September 14, 2009


It feels like he was an infant just yesterday but soon he will be turning 9. Internally I think I hope that he needs me a little more often than he pretends he does. Externally, I pat him on the back and send him on his way with all of my support and encouragement.

Tonight he was having trouble falling asleep so I lay with him in his bed. He told me some of his fears about when the lights go out. So I listened. I comforted and encouraged him. Inwardly, I was treasuring this moment. He tucked my arm around him so tightly that any movement I made would wake him. Each time I thought of getting up he would look at me as if to ask me to stay for a minute longer. The minutes are so short these days, I enjoyed staying.
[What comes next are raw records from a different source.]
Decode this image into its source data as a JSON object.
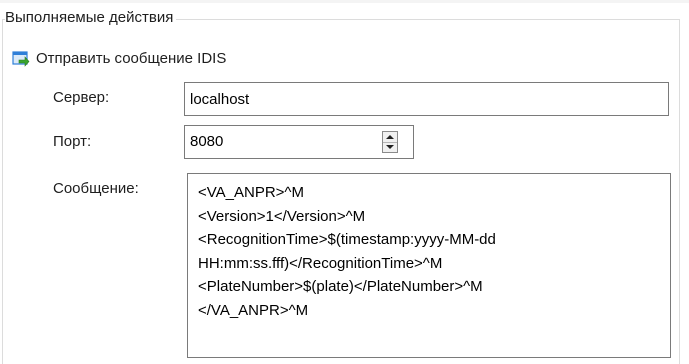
{
  "group": {
    "title": "Выполняемые действия"
  },
  "action": {
    "icon": "send-message-icon",
    "title": "Отправить сообщение IDIS"
  },
  "fields": {
    "server_label": "Сервер:",
    "server_value": "localhost",
    "port_label": "Порт:",
    "port_value": "8080",
    "message_label": "Сообщение:",
    "message_lines": [
      "<VA_ANPR>^M",
      "<Version>1</Version>^M",
      "<RecognitionTime>$(timestamp:yyyy-MM-dd",
      "HH:mm:ss.fff)</RecognitionTime>^M",
      "<PlateNumber>$(plate)</PlateNumber>^M",
      "</VA_ANPR>^M"
    ]
  },
  "colors": {
    "border": "#7a7a7a",
    "group_border": "#dcdcdc",
    "icon_blue": "#2f7fd8",
    "icon_green": "#3aa52d"
  }
}
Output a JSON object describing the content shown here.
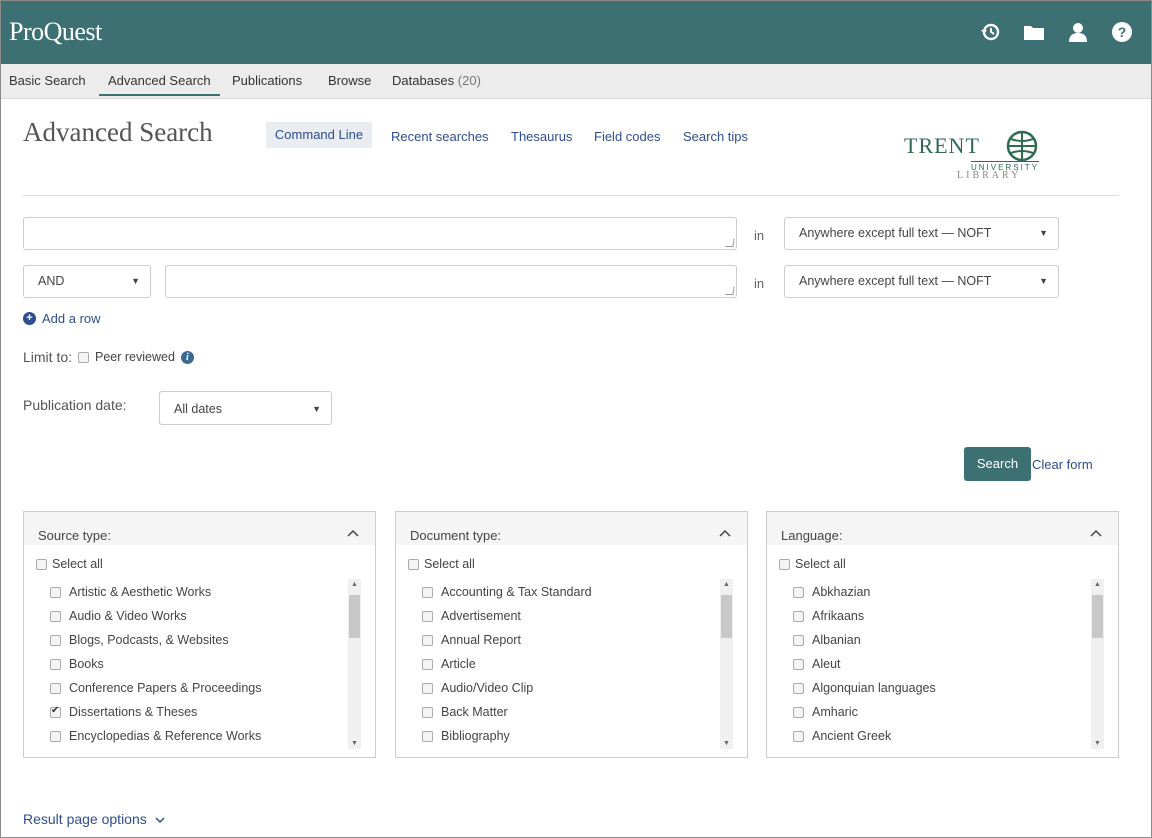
{
  "header": {
    "logo": "ProQuest"
  },
  "nav": {
    "basic": "Basic Search",
    "advanced": "Advanced Search",
    "publications": "Publications",
    "browse": "Browse",
    "databases": "Databases",
    "databases_count": "(20)"
  },
  "page": {
    "title": "Advanced Search"
  },
  "subnav": {
    "command_line": "Command Line",
    "recent": "Recent searches",
    "thesaurus": "Thesaurus",
    "field_codes": "Field codes",
    "tips": "Search tips"
  },
  "branding": {
    "trent": "TRENT",
    "university": "UNIVERSITY",
    "library": "LIBRARY"
  },
  "search_rows": {
    "in_label": "in",
    "row1_field": "Anywhere except full text — NOFT",
    "row2_operator": "AND",
    "row2_field": "Anywhere except full text — NOFT"
  },
  "add_row": "Add a row",
  "limit": {
    "label": "Limit to:",
    "peer": "Peer reviewed"
  },
  "pubdate": {
    "label": "Publication date:",
    "value": "All dates"
  },
  "actions": {
    "search": "Search",
    "clear": "Clear form"
  },
  "panels": {
    "source": {
      "title": "Source type:",
      "select_all": "Select all",
      "items": [
        "Artistic & Aesthetic Works",
        "Audio & Video Works",
        "Blogs, Podcasts, & Websites",
        "Books",
        "Conference Papers & Proceedings",
        "Dissertations & Theses",
        "Encyclopedias & Reference Works"
      ]
    },
    "doctype": {
      "title": "Document type:",
      "select_all": "Select all",
      "items": [
        "Accounting & Tax Standard",
        "Advertisement",
        "Annual Report",
        "Article",
        "Audio/Video Clip",
        "Back Matter",
        "Bibliography"
      ]
    },
    "language": {
      "title": "Language:",
      "select_all": "Select all",
      "items": [
        "Abkhazian",
        "Afrikaans",
        "Albanian",
        "Aleut",
        "Algonquian languages",
        "Amharic",
        "Ancient Greek"
      ]
    }
  },
  "result_options": "Result page options",
  "colors": {
    "brand": "#3d7073",
    "link": "#2f4d8f"
  },
  "icons": [
    "history-icon",
    "folder-icon",
    "user-icon",
    "help-icon"
  ]
}
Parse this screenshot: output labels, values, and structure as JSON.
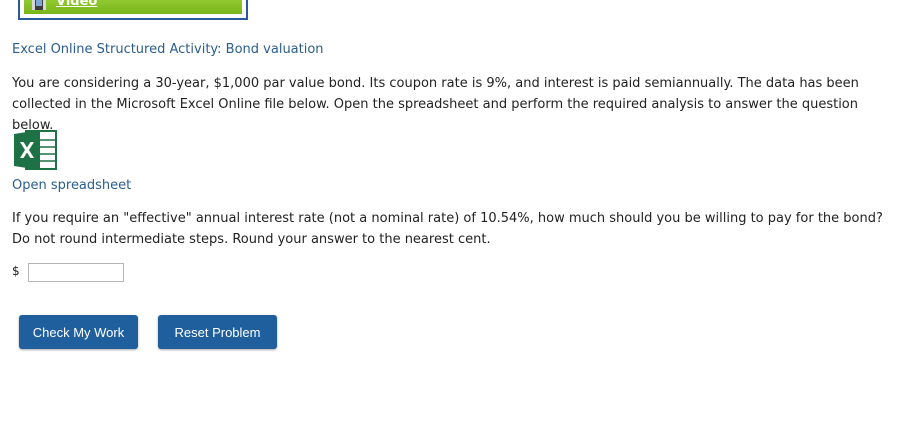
{
  "video": {
    "label": "Video",
    "icon": "film-icon"
  },
  "activity": {
    "title": "Excel Online Structured Activity: Bond valuation"
  },
  "intro": {
    "text": "You are considering a 30-year, $1,000 par value bond. Its coupon rate is 9%, and interest is paid semiannually. The data has been collected in the Microsoft Excel Online file below. Open the spreadsheet and perform the required analysis to answer the question below."
  },
  "spreadsheet": {
    "icon": "excel-icon",
    "link_label": "Open spreadsheet"
  },
  "question": {
    "text": "If you require an \"effective\" annual interest rate (not a nominal rate) of 10.54%, how much should you be willing to pay for the bond? Do not round intermediate steps. Round your answer to the nearest cent."
  },
  "answer": {
    "currency_symbol": "$",
    "value": ""
  },
  "buttons": {
    "check_label": "Check My Work",
    "reset_label": "Reset Problem"
  },
  "colors": {
    "link_blue": "#2a5d8f",
    "button_blue": "#1f5f9e",
    "video_green": "#8cc52a",
    "excel_green": "#1e7145"
  }
}
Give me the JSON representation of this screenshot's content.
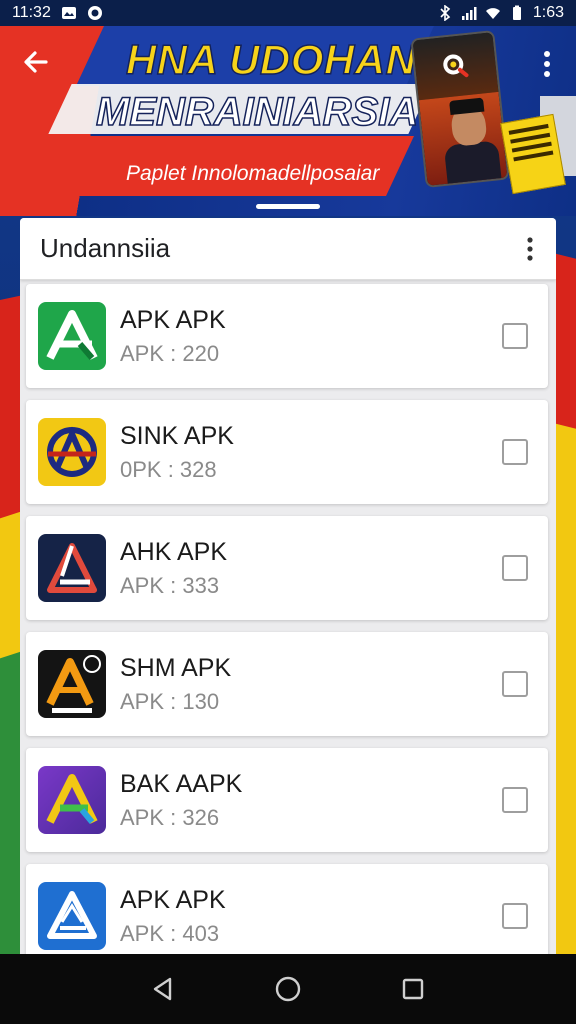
{
  "status_bar": {
    "time": "11:32",
    "right_time": "1:63",
    "icons": [
      "gallery-icon",
      "app-notification-icon",
      "bluetooth-icon",
      "signal-icon",
      "wifi-icon",
      "battery-icon"
    ]
  },
  "banner": {
    "title_line1": "HNA UDOHAN",
    "title_line2": "MENRAINIARSIA",
    "subtitle": "Paplet Innolomadellposaiar",
    "colors": {
      "red": "#e53224",
      "blue": "#0e2f86",
      "yellow": "#f7d31a"
    }
  },
  "sheet": {
    "title": "Undannsiia"
  },
  "apps": [
    {
      "name": "APK APK",
      "sub": "APK : 220",
      "icon": "green-a-logo-icon",
      "checked": false
    },
    {
      "name": "SINK APK",
      "sub": "0PK : 328",
      "icon": "yellow-compass-logo-icon",
      "checked": false
    },
    {
      "name": "AHK APK",
      "sub": "APK : 333",
      "icon": "red-triangle-logo-icon",
      "checked": false
    },
    {
      "name": "SHM APK",
      "sub": "APK : 130",
      "icon": "orange-a-logo-icon",
      "checked": false
    },
    {
      "name": "BAK AAPK",
      "sub": "APK : 326",
      "icon": "purple-green-a-logo-icon",
      "checked": false
    },
    {
      "name": "APK APK",
      "sub": "APK : 403",
      "icon": "blue-triangle-logo-icon",
      "checked": false
    }
  ],
  "nav": [
    "back-icon",
    "home-icon",
    "recents-icon"
  ]
}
As he lay sleeping I looked at him with many realizations. He is mine. He is like a miniature version of what I once was. He is innocent. As I once was. He is as moldable and impressionable, as I. Each morning I wake him with a cheerful call so he can start his day with a positive outlook. Each day I whisper words of support to him as he gets out the car at school in order to provide him with the idea that he can make it. Each day when I pick him up I ask him to tell me everything great that happened in order to help him find the good in all situations. And at night I tuck him in with prayers and a daily review in order to give him insight into personal inventory and hope for an even better tomorrow.

I feel so blessed that I have him. I feel so blessed that I have the ability to help him become strong – emotionally, spiritually and physically. And I ask for guidance from God and others I trust to help me guide him in the direction he is to go. I have such a short time to influence him. I have such a short time to keep him safe. But I am so grateful for every moment because I learn so much from him.